Das Kerngeschäft im Steilflug, aber die IT kurz vor dem Absturz: Der lukrative Auslandsjob, den Top-Manager Patrick Naef im wirtschaftlich damals geradezu explodierenden Dubai bei der Fluggesellschaft Emirates im Jahr 2006 antreten durfte, hatte bei näherem Hinsehen eher den ernüchternden Anschein einer (unverdienten) Strafversetzung: Zwar befand sich das Passagieraufkommen in einer Boom-Phase, doch machten IT-bedingte Pannen dem Flugplan viel zu häufig einen Strich durch die Rechnung. Das konnte auf die Dauer nicht so bleiben, zumal das für die IT zuständige Tochterunternehmen Mercator, als dessen Geschäftsführer Naef das Ruder in die Hand bekommen hatte, auch noch für andere Aufraggeber tätig ist und dabei angehalten ist, erfolgreich und profitabel zu arbeiten.
Als erstes begann der diplomierte Informatiker und erfahrene IT-Manager mit einer Bestandaufnahme der Ursachen: Die IT-Infrastruktur des erfolgreichen Luftfahrtunternehmens war – offensichtlich wegen ihres sehr schnellen Wachstums – unkontrolliert und mehr oder weniger unreflektiert gewuchert und präsentierte sich somit extrem heterogen, chaotisch und schlecht beherrschbar. Außerdem konstatierte Naef ein, wie er aus seinem organisationspsychologisch geschulten Denken heraus sehen konnte, problematisches Betriebsklima in Form einer »stark hierarchisch geprägten Angstkultur, eines ausgeprägten Gärtchendenkens und einer Schuldzuweisungskultur«, naheliegender Weise mündend in »hohe Fluktuation, fehlende Offenheit, Kommunikation und Fairness.« Naef entschied sich für ein radikales Umkrempeln der Strukturen.
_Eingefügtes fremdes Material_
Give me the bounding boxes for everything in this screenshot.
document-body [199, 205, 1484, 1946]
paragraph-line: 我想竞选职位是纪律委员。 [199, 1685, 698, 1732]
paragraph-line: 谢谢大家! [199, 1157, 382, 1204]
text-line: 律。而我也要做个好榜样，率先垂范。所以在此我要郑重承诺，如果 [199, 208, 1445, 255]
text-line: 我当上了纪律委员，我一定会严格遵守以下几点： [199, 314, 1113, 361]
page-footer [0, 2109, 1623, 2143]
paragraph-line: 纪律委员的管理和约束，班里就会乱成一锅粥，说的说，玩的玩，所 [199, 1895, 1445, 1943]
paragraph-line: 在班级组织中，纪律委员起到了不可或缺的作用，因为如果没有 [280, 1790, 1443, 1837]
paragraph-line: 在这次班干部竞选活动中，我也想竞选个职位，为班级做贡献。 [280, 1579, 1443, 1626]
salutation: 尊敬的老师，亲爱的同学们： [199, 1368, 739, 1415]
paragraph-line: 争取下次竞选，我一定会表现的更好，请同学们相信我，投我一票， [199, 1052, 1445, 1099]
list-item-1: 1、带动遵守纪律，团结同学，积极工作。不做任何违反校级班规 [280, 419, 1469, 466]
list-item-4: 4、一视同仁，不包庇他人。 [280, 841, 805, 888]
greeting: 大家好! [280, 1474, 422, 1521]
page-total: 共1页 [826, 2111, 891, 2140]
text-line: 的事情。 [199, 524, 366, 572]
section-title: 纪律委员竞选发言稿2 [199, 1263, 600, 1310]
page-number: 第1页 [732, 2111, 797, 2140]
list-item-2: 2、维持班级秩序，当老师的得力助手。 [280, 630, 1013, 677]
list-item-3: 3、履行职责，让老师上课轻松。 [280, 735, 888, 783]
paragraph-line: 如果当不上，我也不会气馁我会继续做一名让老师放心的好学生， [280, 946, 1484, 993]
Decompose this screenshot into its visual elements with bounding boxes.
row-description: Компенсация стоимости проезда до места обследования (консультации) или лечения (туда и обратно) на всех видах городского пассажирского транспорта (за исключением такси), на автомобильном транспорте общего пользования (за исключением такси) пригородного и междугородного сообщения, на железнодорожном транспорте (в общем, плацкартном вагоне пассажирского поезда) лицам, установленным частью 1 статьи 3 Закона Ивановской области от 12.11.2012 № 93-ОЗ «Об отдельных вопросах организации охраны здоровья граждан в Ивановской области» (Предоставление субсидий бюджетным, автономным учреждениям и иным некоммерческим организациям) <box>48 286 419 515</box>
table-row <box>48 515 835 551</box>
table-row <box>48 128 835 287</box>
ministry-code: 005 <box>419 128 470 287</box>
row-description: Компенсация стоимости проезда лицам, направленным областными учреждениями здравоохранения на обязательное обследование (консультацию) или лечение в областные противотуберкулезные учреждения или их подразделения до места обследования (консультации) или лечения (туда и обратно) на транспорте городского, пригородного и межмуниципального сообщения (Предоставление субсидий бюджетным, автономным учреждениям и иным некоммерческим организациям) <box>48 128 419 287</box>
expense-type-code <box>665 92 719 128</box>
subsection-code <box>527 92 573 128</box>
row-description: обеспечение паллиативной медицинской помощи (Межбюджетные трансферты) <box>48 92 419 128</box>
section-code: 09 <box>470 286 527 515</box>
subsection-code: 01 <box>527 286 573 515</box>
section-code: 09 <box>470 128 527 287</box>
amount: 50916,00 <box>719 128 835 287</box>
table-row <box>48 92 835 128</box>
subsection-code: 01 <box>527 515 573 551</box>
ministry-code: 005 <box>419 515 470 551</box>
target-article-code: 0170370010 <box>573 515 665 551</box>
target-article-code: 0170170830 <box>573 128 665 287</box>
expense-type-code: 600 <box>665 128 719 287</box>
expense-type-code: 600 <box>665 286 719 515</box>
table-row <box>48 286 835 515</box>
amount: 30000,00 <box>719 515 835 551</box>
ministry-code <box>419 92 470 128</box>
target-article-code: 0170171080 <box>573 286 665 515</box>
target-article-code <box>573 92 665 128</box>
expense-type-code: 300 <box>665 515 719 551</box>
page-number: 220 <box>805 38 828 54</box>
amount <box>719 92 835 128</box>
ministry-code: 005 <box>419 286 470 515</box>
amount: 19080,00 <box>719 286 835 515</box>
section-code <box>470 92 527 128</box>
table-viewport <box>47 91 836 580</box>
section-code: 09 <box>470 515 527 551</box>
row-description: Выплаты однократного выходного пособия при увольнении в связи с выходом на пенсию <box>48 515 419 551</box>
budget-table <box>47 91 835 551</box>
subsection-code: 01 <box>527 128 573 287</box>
Als Absolvent des exklusiven Managerstudiengangs EMBE (»Executive Master of Business Engineering«) an der Universität St. Gallen hatte er für seine selbstgewählte Aufgabe ein besonderes Rüstzeug an der Hand: Die hoch angesehenen Wissenschaftler in dem gemütlichen Schweizer Städtchen haben einen Ansatz entwickelt, der Methoden und Modelle aus dem Ingenieurwesen mit typischen Anforderungen des Managements ebenso sinnvoll wie effizient verbindet. Berücksichtigt wird dabei nicht nur die Kombination von Strategie-, Prozess- und Systemebene, sondern auch »weiche« Faktoren des Change Managements wie die Motivation von Mitarbeitern, Führung und Kommunikation. Die St. Gallener EMBE-Absolventen, die bei Antritt ihres exklusiven Aufbaustudiums grundsätzlich bereits mehrere Jahre als Manager in Unternehmen gearbeitet haben müssen, sollen nach ihrer Ausbildung fähig und bereit sein, Problemfelder frühzeitig zu erkennen und das Potenzial für erfolgreiche Neuorientierungen zu nutzen. So wurde erst im vergangenen Jahr mit Charles Flükiger von der Comet AG ein Absolvent (und mittlerweile auch Dozent) der St. Gallener Elite-Universität mit dem renommierten Swiss Technology Award ausgezeichnet.
Vor diesem Hintergrund verfolgte Naef einen ganzheitlichen Ansatz, um die Organisation des ihm anvertrauten Unternehmens im Sinne einer kundenorientierten IT-Organisation grundlegend zu verändern. Alle an diesem Transformationsprozess beteiligten Mitarbeiter suspendierte er konsequent vom Tagesgeschäft. Wichtig war Naef allerdings auch eine jederzeit offene Kommunikation mit allen Mitarbeitern über die jeweils aktuellen Phasen des Umbaus. Als Ergebnis konnte er die Zahl der durch IT-Probleme verursachten Flugverspätungen signifikant reduzieren. Die – konsequenterweise auch mit Entlassungen verbundene – Umstrukturierung des Unternehmens liess die desolate Unternehmens-IT wie einen Phönix aus der Asche aufsteigen.